Em primeiro lugar, obrigado a você, leitor. Escrever a coluna me coloca em um estado de responsabilidade que me estimula muito; me faz refletir.

A quarentena está me dando tempo para retrospectivas e projeções de vida. Oportunidade interessante. Gosto de ler sobre espiritualidade. Li umas 400 páginas de um livro que tinha aspectos históricos de uma sociedade espiritualista que admiro e, impossível ser diferente, revelava fortes contradições humanas. Percebi os riscos da devoção exagerada. Senti falta de outras abordagens. Fiquei de frente para minha biblioteca e perguntei ao meu inconsciente: o que estou precisando ler? Quando abri os olhos, meu olhar caiu num livro que tenho há anos e ainda não tinha lido: A Revolta de Atlas, da filósofa Ayn Rand. Pesquisando mais sobre a autora, descubro que ela deixou uma corrente filosófica chamada Objetivismo. Uma abordagem da vida totalmente desconhecida para mim. O inconsciente atendeu. Aos interessados: www.objetivismo.com.br


Bem, vamos ao tema central. O romance desenvolve uma trama onde os protagonistas lutam contra a corrupção, chantagem e total incompetência do governo, e, também, contra o senso comum desta sociedade onde o valor individual é desprezado. Aynd Rand também atuou no cinema como roteirista, tem uma técnica de escrita muito precisa e envolvente. Na narrativa, em vários momentos, onde a razão já não encontra uma saída, interlocutores débeis usavam a expressão escapatória – Quem é John Galt? Podendo significar – De onde vem isto? Quem se importa? E daí? Tanto faz! Seu argumento é inútil... No terceiro e último volume da obra, descobrimos que John Galt existe. Mas não vou contar quem é. Na história, pessoas notáveis, industriais, professores, engenheiros e músicos abandonam seus negócios como recusa de oferecerem seus talentos, criatividade e produtividade, a arrivistas, ou seja, a indivíduos determinados a vencer a qualquer preço, mesmo em prejuízo de outras pessoas; indivíduos ambiciosos sem escrúpulos, pronto a vencer todos os obstáculos para alcançar seus objetivos, particularmente na esfera política. O grupo constitui uma cidade a parte em um vale escondido, onde exercitam seus mais altos dons de criação e implantação dos resultados. A personagem principal, Dagny Taggart, é apresentada a esse grupo em um jantar. É dito que todos a esperavam, porque ela era um membro natural do grupo. Porque ela agia corretamente, porque ela agia conforme seu próprio código moral. Nisso, a escritora descreve que este reconhecimento gera uma emoção em Dagny, com uma lágrima que lhe escorre no rosto. Me percebi celebrando junto com minha lágrima.

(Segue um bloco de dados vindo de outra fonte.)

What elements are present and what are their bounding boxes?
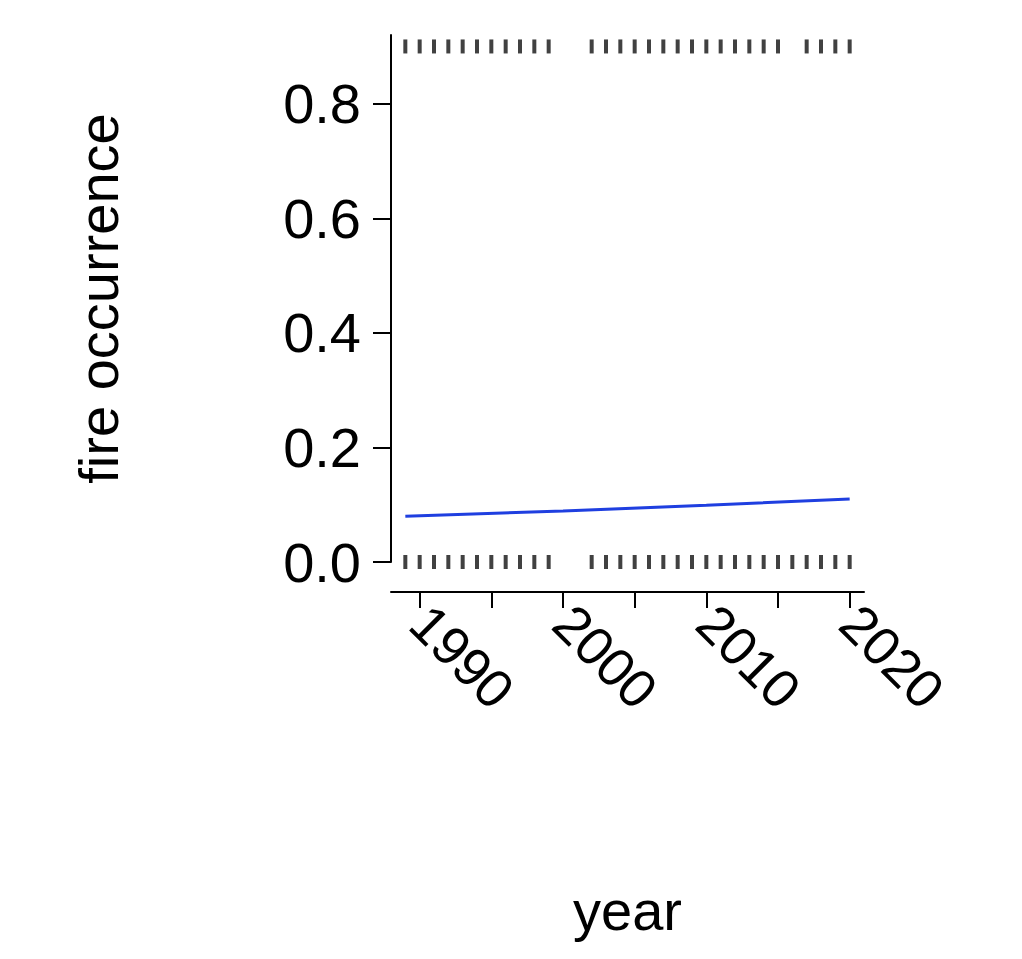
svg-text:0.2: 0.2 [283,416,361,479]
svg-text:fire occurrence: fire occurrence [67,113,130,483]
svg-text:2000: 2000 [542,593,669,720]
svg-text:1990: 1990 [398,593,525,720]
svg-text:0.4: 0.4 [283,301,361,364]
svg-text:2020: 2020 [828,593,955,720]
svg-text:2010: 2010 [685,593,812,720]
svg-text:0.8: 0.8 [283,72,361,135]
svg-text:year: year [573,879,682,942]
svg-text:0.0: 0.0 [283,531,361,594]
svg-text:0.6: 0.6 [283,187,361,250]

Agir corretamente, ser fiel aos próprios valores, assumir responsabilidade pela própria vida, cumprir acordos e celebrar seus resultados sem culpa ou vergonha de ser feliz. Características da personagem, que acolhi com alegria e que me fizeram perguntar o quanto consigo experimentar deste estado.

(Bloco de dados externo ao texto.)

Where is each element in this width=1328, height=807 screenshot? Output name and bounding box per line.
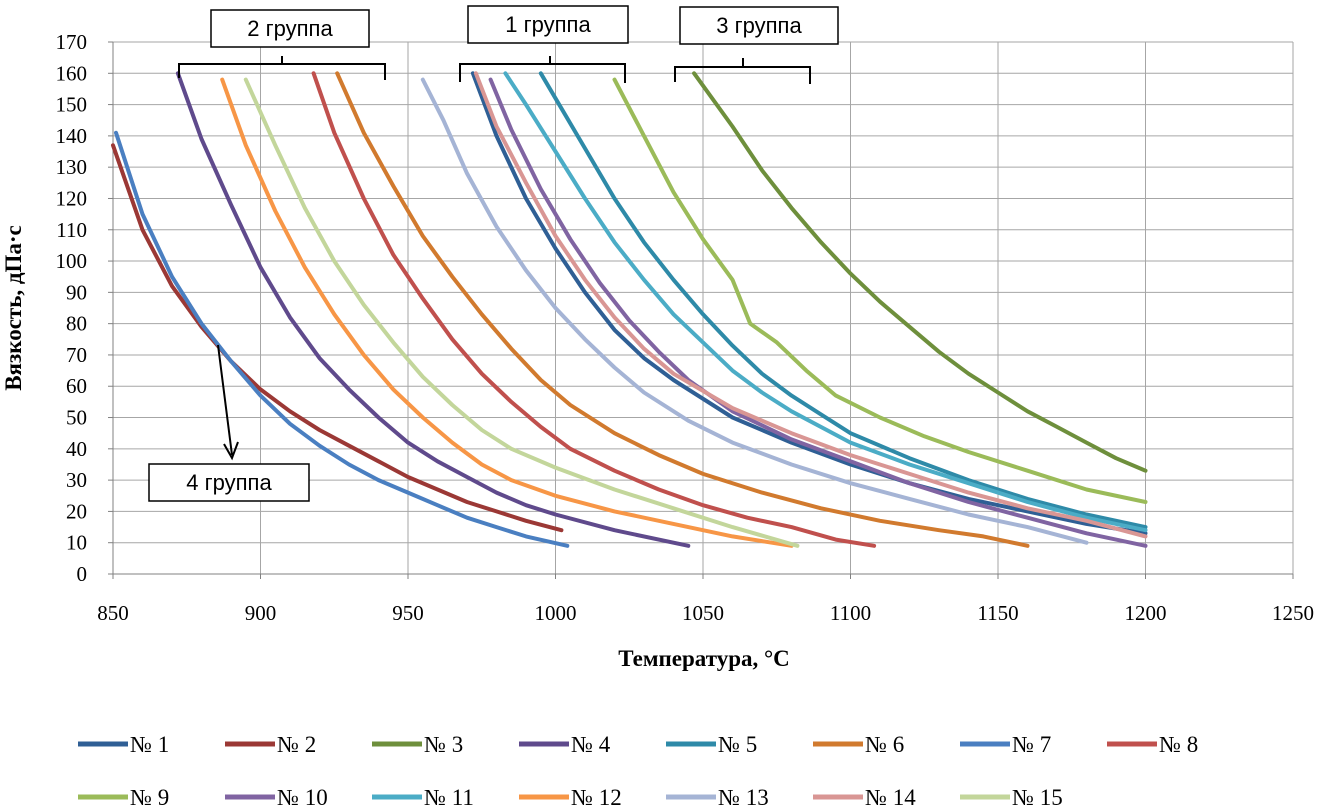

Ayn Rand traz o foco para sermos autores íntegros das nossas vidas, sem que tenhamos de perguntar – Quem é John Galt, sem que tenhamos que dizer, e daí? Sem que percamos a vontade, a coragem e a dignidade de pensar com a própria cabeça e atuar como agentes da nossa própria felicidade. Digamos sim a nós mesmos também! Abraço!



Joaquim Mello

[email protected]

Publicado em 15/5/20.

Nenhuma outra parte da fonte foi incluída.